Amatera banks €6M to turbo‑charge AI‑powered crop breeding

Amatera is using AI‑driven cellular screening to accelerate the development of disease‑resistant grape varieties for climate‑stressed vineyards.
Amatera is using AI‑driven cellular screening to accelerate the development of disease‑resistant grape varieties for climate‑stressed vineyards. (Getty Images)

Paris‑based start-up Amatera has raised €6 million to accelerate its high‑throughput, cell‑level breeding platform, aiming to slash the time and cost of developing climate‑resilient crop varieties

Amatera, a French biotechnology company founded in 2022, has closed a €6 million seed round co‑led by Demea Sustainable Investment (formerly Demeter) and Oyster Bay Venture Capital, with participation from existing backers PINC, Mudcake and Exceptional Ventures.

The company is developing a proprietary non‑GMO breeding platform that brings together advanced plant cell biology, robotics and artificial intelligence to evaluate traits at the cellular level. By analysing plant cells before they develop into full plants, the system accelerates the identification and prediction of high‑performing traits that would otherwise take years to observe in the field.

This high‑resolution, high‑throughput approach automates some of the most time‑consuming steps in crop breeding. According to the company, the platform can make breeding up to twice as fast and ten times more cost‑effective than conventional methods.

Solving breeding’s biggest bottleneck: screening at scale

One of the most persistent challenges in crop genetics – whether using traditional methods or cutting‑edge technologies like gene editing – is the slow, labour‑intensive process of generating and screening new varieties. Amatera’s approach aims squarely at this bottleneck.

Instead of regenerating thousands of plants just to screen them for desirable traits, Amatera evaluates natural cellular variation early in development, regenerating only the most promising candidates.
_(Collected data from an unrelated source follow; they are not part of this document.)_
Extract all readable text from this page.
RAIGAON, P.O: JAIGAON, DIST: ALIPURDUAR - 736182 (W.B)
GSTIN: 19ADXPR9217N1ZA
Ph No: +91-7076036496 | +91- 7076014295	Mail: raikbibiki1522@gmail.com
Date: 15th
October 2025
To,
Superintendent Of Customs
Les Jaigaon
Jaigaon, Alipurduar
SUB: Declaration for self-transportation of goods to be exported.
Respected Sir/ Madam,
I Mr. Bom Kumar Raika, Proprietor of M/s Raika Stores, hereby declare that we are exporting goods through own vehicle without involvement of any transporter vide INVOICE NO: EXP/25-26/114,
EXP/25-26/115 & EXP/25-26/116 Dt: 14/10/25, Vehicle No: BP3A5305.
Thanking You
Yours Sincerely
This significantly cuts timelines, cost and technical risk, especially for perennial crops, which can take decades to breed via conventional pipelines.
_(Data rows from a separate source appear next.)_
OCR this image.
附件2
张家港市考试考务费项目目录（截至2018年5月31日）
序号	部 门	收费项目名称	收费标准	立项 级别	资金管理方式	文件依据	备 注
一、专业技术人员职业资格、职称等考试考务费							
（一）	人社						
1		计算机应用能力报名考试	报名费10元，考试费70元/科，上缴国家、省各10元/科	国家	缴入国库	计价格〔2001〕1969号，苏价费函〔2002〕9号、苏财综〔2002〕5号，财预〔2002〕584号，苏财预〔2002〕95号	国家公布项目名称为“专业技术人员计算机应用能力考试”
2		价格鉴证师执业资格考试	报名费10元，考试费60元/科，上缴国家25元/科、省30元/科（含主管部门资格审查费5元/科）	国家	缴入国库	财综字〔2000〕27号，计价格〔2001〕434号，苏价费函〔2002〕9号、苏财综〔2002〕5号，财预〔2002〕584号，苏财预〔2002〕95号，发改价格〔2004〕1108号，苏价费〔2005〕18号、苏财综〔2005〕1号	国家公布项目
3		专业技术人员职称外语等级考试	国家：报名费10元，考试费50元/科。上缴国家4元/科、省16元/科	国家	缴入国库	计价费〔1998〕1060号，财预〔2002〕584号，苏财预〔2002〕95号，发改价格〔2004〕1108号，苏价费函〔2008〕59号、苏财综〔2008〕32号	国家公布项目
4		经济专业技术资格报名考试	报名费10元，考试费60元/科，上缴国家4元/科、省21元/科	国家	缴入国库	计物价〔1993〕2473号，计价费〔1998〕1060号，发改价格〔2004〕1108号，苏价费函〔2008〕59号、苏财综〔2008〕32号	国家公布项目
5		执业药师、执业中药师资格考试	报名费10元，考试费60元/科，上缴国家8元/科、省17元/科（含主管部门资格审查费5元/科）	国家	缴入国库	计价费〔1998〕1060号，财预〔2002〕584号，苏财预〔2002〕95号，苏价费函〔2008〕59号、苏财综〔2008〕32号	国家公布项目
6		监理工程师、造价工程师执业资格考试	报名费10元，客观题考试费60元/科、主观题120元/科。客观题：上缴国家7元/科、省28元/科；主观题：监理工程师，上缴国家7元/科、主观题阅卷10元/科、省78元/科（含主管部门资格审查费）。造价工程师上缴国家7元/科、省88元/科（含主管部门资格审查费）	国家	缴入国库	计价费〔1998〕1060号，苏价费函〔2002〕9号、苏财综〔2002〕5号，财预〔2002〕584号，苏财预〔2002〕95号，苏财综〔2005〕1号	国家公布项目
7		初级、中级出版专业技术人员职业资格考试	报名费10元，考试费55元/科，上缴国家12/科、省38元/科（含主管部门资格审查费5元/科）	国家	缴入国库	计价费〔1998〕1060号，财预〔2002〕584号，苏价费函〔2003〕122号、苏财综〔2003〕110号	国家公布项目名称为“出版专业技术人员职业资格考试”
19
“It can take more than 20 years and millions of euros to create a new coffee or wine grape variety with conventional breeding techniques,” said Omar Dekkiche, co‑founder and CEO. “We are accelerating the breeding of perennial crops at a fraction of the cost and time, and our goal is to outpace climate change by dramatically expanding natural variation.”

Target crops: coffee, wine grapes

Amatera first applied its platform to two climate‑sensitive perennial crops: coffee and wine grapes.

Its current focus areas:

  • Climate‑resilient coffee: Varieties adapted to higher temperatures and growing pathogen pressure, without sacrificing flavour.
  • Disease‑resistant wine grapes: Reducing chemical inputs and supporting the long‑term viability of global wine regions.
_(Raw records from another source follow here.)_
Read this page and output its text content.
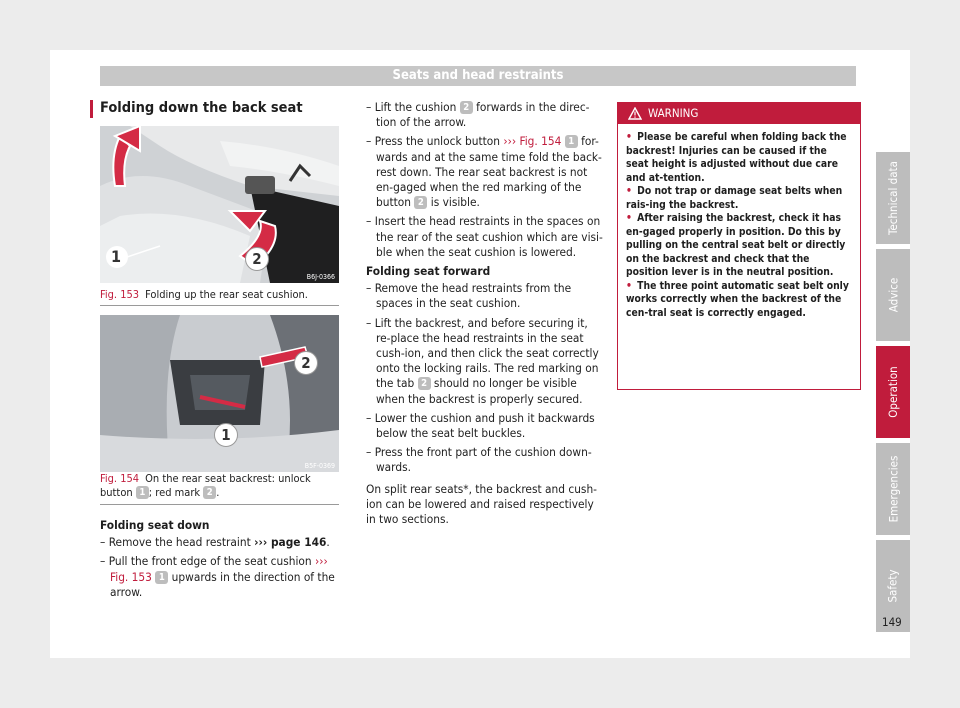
Seats and head restraints
Folding down the back seat
1
B6J-0366
2
Fig. 153 Folding up the rear seat cushion.
B5F-0369
2
1
Fig. 154 On the rear seat backrest: unlock button 1 ; red mark 2 .

Folding seat down

– Remove the head restraint ››› page 146.

– Pull the front edge of the seat cushion ››› Fig. 153 1 upwards in the direction of the arrow.

– Lift the cushion 2 forwards in the direc-tion of the arrow.

– Press the unlock button ››› Fig. 154 1 for-wards and at the same time fold the back-rest down. The rear seat backrest is not en-gaged when the red marking of the button 2 is visible.

– Insert the head restraints in the spaces on the rear of the seat cushion which are visi-ble when the seat cushion is lowered.

Folding seat forward

– Remove the head restraints from the spaces in the seat cushion.

– Lift the backrest, and before securing it, re-place the head restraints in the seat cush-ion, and then click the seat correctly onto the locking rails. The red marking on the tab 2 should no longer be visible when the backrest is properly secured.

– Lower the cushion and push it backwards below the seat belt buckles.

– Press the front part of the cushion down-wards.

On split rear seats*, the backrest and cush-ion can be lowered and raised respectively in two sections.

WARNING

• Please be careful when folding back the backrest! Injuries can be caused if the seat height is adjusted without due care and at-tention.

• Do not trap or damage seat belts when rais-ing the backrest.

• After raising the backrest, check it has en-gaged properly in position. Do this by pulling on the central seat belt or directly on the backrest and check that the position lever is in the neutral position.

• The three point automatic seat belt only works correctly when the backrest of the cen-tral seat is correctly engaged.

Technical data
Advice
Operation
Emergencies
Safety
149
With the new funding, the company will expand its platform into row crops and vegetables, scaling its engineering and scientific teams to support the next phase of development.

“This funding enables us to scale our technology from coffee and grapes to the staple crops that feed the world, while industrializing our patented robotics and AI platform,” said Lucie Kriegshauser, co‑founder and CTO.

Driving faster R&D through automation and AI

The new investment will also deepen Amatera’s commercial partnerships with major seed and agrifood companies. The start-up aims to help partners compress R&D timelines, reduce development costs and increase throughput, key priorities as climate volatility places growing pressure on global seed supply chains.

By automating tasks such as plant regeneration, tissue culture and screening, the platform also integrates seamlessly with a range of breeding tools, including gene editing, mutation breeding and doubled haploids.

Investors say Amatera’s approach could reshape how the industry addresses climate‑driven genetic bottlenecks.

“Amatera has developed a highly differentiated platform combining plant biology, automation and AI to address one of agriculture’s most urgent challenges: climate resilience,” said Stéphanie Hillard, investment director at Demea Invest.

“Resilient crops will not be optional in the future,” added Divya Murthy, principal at Oyster Bay. “Amatera is building a scalable technology the industry will increasingly rely on.”